Aspen Mtell® is a predictive and prescriptive maintenance solution that can provide early warnings of potential failures using a series of agents to monitor your equipment 24 hours a day. These can range from rules-based condition monitoring agents to machine learning agents that provide the earliest failure warnings. Furthermore, Aspen Mtell monitors groups of sensors not only on the equipment, but upstream and downstream of the equipment. This allows monitoring of process conditions that can lead to failure, providing the earliest warnings to avoid downtime.
By using historized time series data, ranging from minute to hourly, Aspen Mtell’s machine learning can identify multivariate sensor data and provide alerts indicating possible or early-stage failure. The goal of this early alerting is to allow maintenance and operations planners to make the right choices for how and when to best address issues. This results in increased mitigation options and insight into the impact on production requirements.
Figure 1: Increased mitigation options with early predictive analytics
In addition, the earlier the alert is received, the more the financial impact of the mitigation is reduced. Aspen Mtell accomplishes this in several ways. First, it enables process change that eliminates the conditions that could lead to failure. Additionally, it gives maintenance planners time to develop the most cost-effective way of reducing economic impact without having to “hot shot” spare parts. It also enables them to utilize repair crews for addressing this risk and possibly other required maintenance needs, and it eliminates overtime costs for maintenance personnel. The biggest impact Aspen Mtell delivers is avoiding having to take equipment out of service and instead, scheduling this time to coincide with an upcoming planned outage, eliminating unplanned operational downtime.

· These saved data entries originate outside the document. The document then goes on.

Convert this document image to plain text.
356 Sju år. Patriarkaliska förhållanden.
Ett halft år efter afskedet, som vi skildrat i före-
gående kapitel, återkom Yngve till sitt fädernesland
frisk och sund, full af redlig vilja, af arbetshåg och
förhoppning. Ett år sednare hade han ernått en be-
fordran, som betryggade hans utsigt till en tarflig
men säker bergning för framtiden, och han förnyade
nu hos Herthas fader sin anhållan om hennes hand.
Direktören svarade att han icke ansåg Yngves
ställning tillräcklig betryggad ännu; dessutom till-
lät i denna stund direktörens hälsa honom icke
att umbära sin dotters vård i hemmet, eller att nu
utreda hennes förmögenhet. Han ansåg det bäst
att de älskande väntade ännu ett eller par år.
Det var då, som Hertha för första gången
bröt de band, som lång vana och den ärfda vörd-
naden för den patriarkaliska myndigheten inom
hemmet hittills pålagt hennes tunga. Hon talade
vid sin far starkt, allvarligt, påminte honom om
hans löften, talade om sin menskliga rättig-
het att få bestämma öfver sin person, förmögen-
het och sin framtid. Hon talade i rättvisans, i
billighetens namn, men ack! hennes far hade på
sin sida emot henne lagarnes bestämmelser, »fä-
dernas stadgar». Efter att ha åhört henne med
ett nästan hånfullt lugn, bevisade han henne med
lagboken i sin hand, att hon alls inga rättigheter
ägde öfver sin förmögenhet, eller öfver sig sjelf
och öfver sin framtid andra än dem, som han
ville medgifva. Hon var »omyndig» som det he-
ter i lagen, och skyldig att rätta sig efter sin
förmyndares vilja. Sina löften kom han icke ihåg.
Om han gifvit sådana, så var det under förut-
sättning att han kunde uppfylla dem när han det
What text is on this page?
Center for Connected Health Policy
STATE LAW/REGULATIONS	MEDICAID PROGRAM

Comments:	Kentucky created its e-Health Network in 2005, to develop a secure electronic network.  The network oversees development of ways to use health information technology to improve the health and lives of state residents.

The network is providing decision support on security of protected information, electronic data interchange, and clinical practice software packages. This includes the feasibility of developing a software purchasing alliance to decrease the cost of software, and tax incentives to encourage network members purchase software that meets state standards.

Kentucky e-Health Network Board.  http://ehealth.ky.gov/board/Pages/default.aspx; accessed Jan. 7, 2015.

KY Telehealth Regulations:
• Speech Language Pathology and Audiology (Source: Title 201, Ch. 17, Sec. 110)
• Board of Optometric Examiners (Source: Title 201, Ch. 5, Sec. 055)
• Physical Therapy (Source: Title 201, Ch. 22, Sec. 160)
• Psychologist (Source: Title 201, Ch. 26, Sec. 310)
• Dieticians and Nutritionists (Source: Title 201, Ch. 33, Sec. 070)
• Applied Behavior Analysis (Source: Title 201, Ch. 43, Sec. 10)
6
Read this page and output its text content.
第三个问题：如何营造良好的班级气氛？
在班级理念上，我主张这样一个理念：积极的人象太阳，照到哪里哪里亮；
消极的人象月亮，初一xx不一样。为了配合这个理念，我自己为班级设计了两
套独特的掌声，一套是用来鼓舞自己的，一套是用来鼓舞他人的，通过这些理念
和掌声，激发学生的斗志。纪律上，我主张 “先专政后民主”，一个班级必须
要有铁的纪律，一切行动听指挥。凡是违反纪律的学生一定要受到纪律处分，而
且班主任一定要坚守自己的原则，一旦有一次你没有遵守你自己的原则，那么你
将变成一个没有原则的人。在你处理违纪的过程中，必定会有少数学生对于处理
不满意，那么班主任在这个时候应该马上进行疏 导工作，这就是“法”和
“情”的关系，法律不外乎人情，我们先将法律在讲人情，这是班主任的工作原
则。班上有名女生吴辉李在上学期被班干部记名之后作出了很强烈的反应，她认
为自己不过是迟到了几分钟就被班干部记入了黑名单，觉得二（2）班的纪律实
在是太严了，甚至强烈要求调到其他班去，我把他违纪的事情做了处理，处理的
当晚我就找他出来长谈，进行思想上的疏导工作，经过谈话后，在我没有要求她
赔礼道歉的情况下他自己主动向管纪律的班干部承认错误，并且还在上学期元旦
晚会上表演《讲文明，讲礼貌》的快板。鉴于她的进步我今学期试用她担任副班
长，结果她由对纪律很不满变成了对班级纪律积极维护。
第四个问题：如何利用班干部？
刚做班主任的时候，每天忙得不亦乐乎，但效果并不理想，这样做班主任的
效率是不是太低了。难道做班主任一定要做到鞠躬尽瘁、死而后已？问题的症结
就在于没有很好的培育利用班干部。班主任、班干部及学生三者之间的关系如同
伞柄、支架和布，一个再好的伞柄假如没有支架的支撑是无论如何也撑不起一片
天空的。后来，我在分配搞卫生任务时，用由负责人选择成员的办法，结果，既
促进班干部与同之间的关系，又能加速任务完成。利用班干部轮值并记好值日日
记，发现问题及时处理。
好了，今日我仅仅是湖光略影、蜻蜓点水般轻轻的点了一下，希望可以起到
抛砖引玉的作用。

Figure 2: Decreased mitigation costs with early predictive analytics
Often people try to utilize Aspen Mtell and predictive analytics for alarming purposes. Alarming should be utilized for letting customers know when things are changing very rapidly, and when immediate action is required to prevent a catastrophic breakdown of equipment or process conditions. There are typically several systems in place, such as a DCS, that notify personnel when an issue is about to happen and often provides the immediate remediation for the alarm.
Machine learning and digital solutions allow everyone, from operators to the boardroom, to see the state of equipment at-a-glance. When recently implemented at a multinational energy company, Aspen Mtell was utilized to predict failure on a hydrogen compressor with 35 days lead-time. The advanced alerting avoided an emergency shutdown and allowed the customer to meet its scheduled production goals. Overall implementation of Aspen Mtell at various sites has resulted in 30% savings in maintenance costs per year for the customer.
With its AI-driven agents, Aspen Mtell offers a comprehensive solution that not only enhances equipment monitoring but also empowers stakeholders at all levels; ultimately driving efficiency, reliability, and cost-effectiveness.